Smartphone and tablet users have become so used to having apps to handle various aspects of their daily lives that they may feel as if they would be lost without them. Indeed, mobile apps were one of the early reasons why the smartphone craze took off in the way that it did. In the ten years since those early models, the internet has also advanced rapidly. Now, some of the reasons that apps were invented in the first place no longer exist. It has reached the stage that mobile apps as we know them may soon become obsolete.
When Apple’s iPhone was released in 2007, it only shipped 1.3 million units in its first year. But, after the introduction of the App Store in 2008, those sales spiked to 11.63 million. After this, and as more apps began to flood the market, sales of the device skyrocketed. Few would deny that one of the main draws of smart devices in their early years was the fact that they featured useful and enjoyable apps.
Smartphone users were able to click on BBC News if they wanted to know what was going on in the world, Candy Crush if they fancied a game, or Workout Trainer when they were ready to get fit. This was such a convenient way of organising things, and much simpler than constantly opening up different web pages through a browser.

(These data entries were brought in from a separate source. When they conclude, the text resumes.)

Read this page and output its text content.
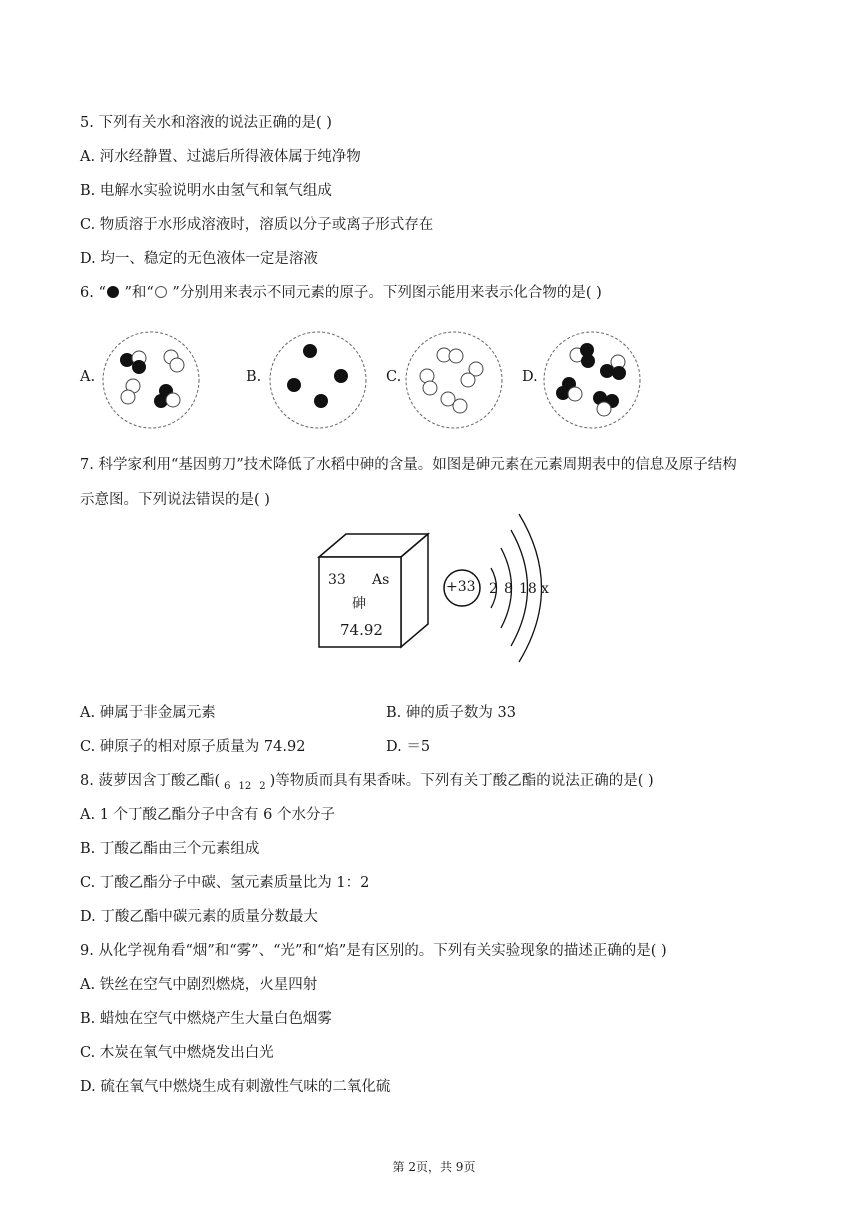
5. 下列有关水和溶液的说法正确的是( )
A. 河水经静置、过滤后所得液体属于纯净物
B. 电解水实验说明水由氢气和氧气组成
C. 物质溶于水形成溶液时，溶质以分子或离子形式存在
D. 均一、稳定的无色液体一定是溶液
6. “ ”和“ ”分别用来表示不同元素的原子。下列图示能用来表示化合物的是( )
A.	B.	C.	D.
7. 科学家利用“基因剪刀”技术降低了水稻中砷的含量。如图是砷元素在元素周期表中的信息及原子结构
示意图。下列说法错误的是( )
33 As
砷
74.92
+33 2 8 18 x
A. 砷属于非金属元素	B. 砷的质子数为 33
C. 砷原子的相对原子质量为 74.92	D. ＝5
8. 菠萝因含丁酸乙酯( $_6$ $_{12}$ $_2$ )等物质而具有果香味。下列有关丁酸乙酯的说法正确的是( )
A. 1 个丁酸乙酯分子中含有 6 个水分子
B. 丁酸乙酯由三个元素组成
C. 丁酸乙酯分子中碳、氢元素质量比为 1：2
D. 丁酸乙酯中碳元素的质量分数最大
9. 从化学视角看“烟”和“雾”、“光”和“焰”是有区别的。下列有关实验现象的描述正确的是( )
A. 铁丝在空气中剧烈燃烧，火星四射
B. 蜡烛在空气中燃烧产生大量白色烟雾
C. 木炭在氧气中燃烧发出白光
D. 硫在氧气中燃烧生成有刺激性气味的二氧化硫
第 2页，共 9页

In recent years, though, a new mark-up language for web pages has meant that apps are no longer required to gear websites to the mobile screen. HTML5 was introduced in 2014 and, since then, it is gradually being incorporated by more businesses and websites. With this, websites no longer need to be specifically designed for mobile or desktop. HTML5 allows users to access websites smoothly no matter what device they are using.
Using HTML5 allows for seamless updates, especially within games. For apps, players would have to download updates before being able to play. Now, when accessing games from the browser, there is no need to update most titles. According to CasinoWings, players get bored easily with games that require frequent downloads. This is a problem that HTML5 has eradicated but it could lead to traditional apps slowly dying out.
Native apps are still handy as a way of quickly accessing the required page but they are no longer needed as an alternative to websites. These could quickly become replaced with web apps which effectively do the same job and can be attached to a device’s home screen. The fact that 2017 saw an 82 percent fall in App Store submissions highlights the mass adoption of newer, more efficient ways of building apps.
Despite being one of the driving forces behind the unprecedented boom of smartphones, native apps may have run their race. HTML5 has opened up more streamlined possibilities, and this appears to be the favoured way of doing things moving forward. It looks like mobile apps as we know them could be on the way out.